Ecrit par Marie du Crest 15.04.19 dans La Une Livres, Les Livres, Critiques, Poésie, Théâtre

Salomé, Éditions du Geste, février 2019, dessins de Ena Lindenbaur, 128 pages, 15 €

Ecrivain(s): Cédric Demangeot

Salomé, Cédric Demangeot (par Marie du Crest)

 

« L’encre du dessin, l’encre des mots »

Les éditions du geste inaugurent leurs publications avec deux volumes, l’un consacré à une traduction nouvelle du Woyzeck de Büchner par Jérôme Thélot, et l’autre consacré au texte de Cédric Demangeot, Salomé. Deux pièces en écho sans doute, en secrètes correspondances. Cette chronique s’arrête sur le texte contemporain d’un poète acharné à faire poésie. Ici Cédric Demangeot reprend la matière Salomé qui a traversé à la fois le temps, les arts (musique, littérature, peinture…). Il réinvestit l’espace théâtral que Wilde avait choisi en 1891 avec son texte en français mais il le donne essentiellement comme poésie en acte, sous la tutelle de Heiner Müller dont la citation en épigraphe propose une première lecture ; celle de la confrontation de l’obscurité et de la clarté. Qu’est-ce qui ferait ainsi théâtre et qu’est-ce qui ferait poème ensemble ?

L’un des tout premiers protocoles dramatiques retenus par l’auteur est justement de faire monter en quelque sorte l’obscurité comme pour éteindre le monde autour de Salomé. Dans les premières didascalies, Cédric Demangeot intègre immédiatement le dispositif de la nuit : Par une fenêtre on voit qu’il fait nuit noire (p.9).

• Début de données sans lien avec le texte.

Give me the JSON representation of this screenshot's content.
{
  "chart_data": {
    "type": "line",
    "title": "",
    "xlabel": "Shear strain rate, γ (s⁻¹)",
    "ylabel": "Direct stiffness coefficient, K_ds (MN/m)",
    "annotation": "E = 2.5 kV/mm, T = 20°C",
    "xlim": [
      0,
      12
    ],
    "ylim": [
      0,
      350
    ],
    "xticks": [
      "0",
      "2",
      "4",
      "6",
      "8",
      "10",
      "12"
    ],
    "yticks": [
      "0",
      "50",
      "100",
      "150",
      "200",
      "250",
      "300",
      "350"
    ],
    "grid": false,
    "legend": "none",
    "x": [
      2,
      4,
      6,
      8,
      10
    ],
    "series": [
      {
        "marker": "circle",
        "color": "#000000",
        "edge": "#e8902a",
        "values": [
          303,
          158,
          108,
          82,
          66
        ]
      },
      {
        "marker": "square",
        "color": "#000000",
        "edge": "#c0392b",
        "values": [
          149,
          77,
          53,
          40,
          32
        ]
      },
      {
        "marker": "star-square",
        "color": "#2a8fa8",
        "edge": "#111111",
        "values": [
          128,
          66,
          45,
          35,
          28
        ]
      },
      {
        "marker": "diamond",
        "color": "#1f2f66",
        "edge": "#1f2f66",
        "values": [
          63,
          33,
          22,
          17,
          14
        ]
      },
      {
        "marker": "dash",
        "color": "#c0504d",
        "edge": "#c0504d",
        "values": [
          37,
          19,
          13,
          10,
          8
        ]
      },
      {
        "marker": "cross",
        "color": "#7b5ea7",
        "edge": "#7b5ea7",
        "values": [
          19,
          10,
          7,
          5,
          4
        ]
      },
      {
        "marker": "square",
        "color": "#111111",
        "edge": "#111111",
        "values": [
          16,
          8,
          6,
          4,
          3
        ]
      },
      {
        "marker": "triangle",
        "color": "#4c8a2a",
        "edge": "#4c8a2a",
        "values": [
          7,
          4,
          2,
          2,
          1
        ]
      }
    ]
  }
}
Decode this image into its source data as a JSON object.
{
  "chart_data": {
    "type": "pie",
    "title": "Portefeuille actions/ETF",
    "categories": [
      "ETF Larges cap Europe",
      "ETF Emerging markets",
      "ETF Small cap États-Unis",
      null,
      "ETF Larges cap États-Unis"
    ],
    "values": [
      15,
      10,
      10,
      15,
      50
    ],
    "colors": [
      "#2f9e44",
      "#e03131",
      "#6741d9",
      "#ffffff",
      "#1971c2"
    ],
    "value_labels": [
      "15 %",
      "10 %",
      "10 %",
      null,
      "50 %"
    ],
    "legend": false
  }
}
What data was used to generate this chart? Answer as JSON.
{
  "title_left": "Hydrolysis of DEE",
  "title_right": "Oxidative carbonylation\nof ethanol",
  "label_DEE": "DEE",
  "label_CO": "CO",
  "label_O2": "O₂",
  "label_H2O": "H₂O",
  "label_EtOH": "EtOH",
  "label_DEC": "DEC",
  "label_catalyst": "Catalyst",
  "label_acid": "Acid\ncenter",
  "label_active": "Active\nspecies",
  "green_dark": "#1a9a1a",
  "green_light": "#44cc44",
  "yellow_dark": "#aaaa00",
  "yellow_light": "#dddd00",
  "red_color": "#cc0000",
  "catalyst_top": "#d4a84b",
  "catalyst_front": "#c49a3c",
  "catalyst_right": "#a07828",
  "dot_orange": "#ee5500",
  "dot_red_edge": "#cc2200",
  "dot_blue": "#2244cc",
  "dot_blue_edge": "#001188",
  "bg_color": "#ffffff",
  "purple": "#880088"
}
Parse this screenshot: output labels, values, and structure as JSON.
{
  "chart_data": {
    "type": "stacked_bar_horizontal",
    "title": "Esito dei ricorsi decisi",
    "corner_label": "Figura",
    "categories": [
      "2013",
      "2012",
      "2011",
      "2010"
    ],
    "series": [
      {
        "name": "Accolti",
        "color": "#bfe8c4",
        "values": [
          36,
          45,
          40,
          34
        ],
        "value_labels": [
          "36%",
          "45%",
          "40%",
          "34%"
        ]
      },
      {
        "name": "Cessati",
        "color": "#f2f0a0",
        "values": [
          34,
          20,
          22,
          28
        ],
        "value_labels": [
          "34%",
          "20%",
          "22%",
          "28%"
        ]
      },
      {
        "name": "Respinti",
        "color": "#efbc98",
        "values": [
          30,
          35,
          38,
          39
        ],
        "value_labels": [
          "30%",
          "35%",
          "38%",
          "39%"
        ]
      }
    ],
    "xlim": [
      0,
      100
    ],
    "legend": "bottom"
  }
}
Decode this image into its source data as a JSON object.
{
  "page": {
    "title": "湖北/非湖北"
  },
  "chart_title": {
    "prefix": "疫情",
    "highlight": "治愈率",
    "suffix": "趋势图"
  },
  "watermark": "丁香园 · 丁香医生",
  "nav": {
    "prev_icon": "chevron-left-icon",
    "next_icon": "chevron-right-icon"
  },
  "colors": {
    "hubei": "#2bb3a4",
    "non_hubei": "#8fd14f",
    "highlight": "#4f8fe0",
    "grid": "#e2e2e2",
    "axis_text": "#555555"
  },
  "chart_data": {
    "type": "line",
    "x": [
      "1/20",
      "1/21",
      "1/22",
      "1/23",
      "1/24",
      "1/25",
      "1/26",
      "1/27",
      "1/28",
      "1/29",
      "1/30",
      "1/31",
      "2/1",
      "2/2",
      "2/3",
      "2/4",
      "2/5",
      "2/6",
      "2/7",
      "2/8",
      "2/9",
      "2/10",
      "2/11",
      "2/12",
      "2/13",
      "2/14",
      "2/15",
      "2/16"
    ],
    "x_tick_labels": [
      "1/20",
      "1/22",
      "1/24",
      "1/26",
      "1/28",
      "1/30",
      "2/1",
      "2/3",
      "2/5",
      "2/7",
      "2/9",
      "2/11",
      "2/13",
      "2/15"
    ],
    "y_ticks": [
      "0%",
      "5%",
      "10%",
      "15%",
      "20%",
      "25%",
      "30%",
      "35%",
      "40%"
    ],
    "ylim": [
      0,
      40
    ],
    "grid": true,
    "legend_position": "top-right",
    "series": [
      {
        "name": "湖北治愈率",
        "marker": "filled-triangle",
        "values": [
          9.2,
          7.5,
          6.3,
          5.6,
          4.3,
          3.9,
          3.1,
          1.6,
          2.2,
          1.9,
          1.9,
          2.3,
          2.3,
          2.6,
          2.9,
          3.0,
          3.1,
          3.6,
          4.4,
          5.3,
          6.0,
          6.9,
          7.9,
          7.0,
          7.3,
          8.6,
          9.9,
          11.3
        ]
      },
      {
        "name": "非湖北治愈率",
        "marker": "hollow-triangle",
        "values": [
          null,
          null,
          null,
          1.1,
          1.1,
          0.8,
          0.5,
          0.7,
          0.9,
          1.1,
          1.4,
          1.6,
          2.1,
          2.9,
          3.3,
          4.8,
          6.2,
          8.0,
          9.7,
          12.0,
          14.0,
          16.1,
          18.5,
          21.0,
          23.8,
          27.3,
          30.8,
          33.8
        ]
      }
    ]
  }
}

La toute dernière didascalie et le dernier mot du texte seront « obscurité ». Terme plus radical d’ailleurs que le conventionnel « noir » du théâtre. Cédric Demangeot va en outre jusqu’à ajouter une note spécifique sur la lumière, indiquant que « la lumière décroît dans la seconde partie de la pièce ». La théâtralité s’affirme comme une lutte entre lumière et ténèbres, durant la nuit de noces noire de Salomé et de Iaokanaan. La nuit et le jour ont comme matériau sensible dans les pages du livre le noir et le blanc : celui de la trame du texte constituée de strophes le plus souvent courtes dominées par le distique et les blancs. Inversion des fonds blancs et noirs constituant l’organisation du volume avec sa page 60 qui partage l’ordre architectural du livre.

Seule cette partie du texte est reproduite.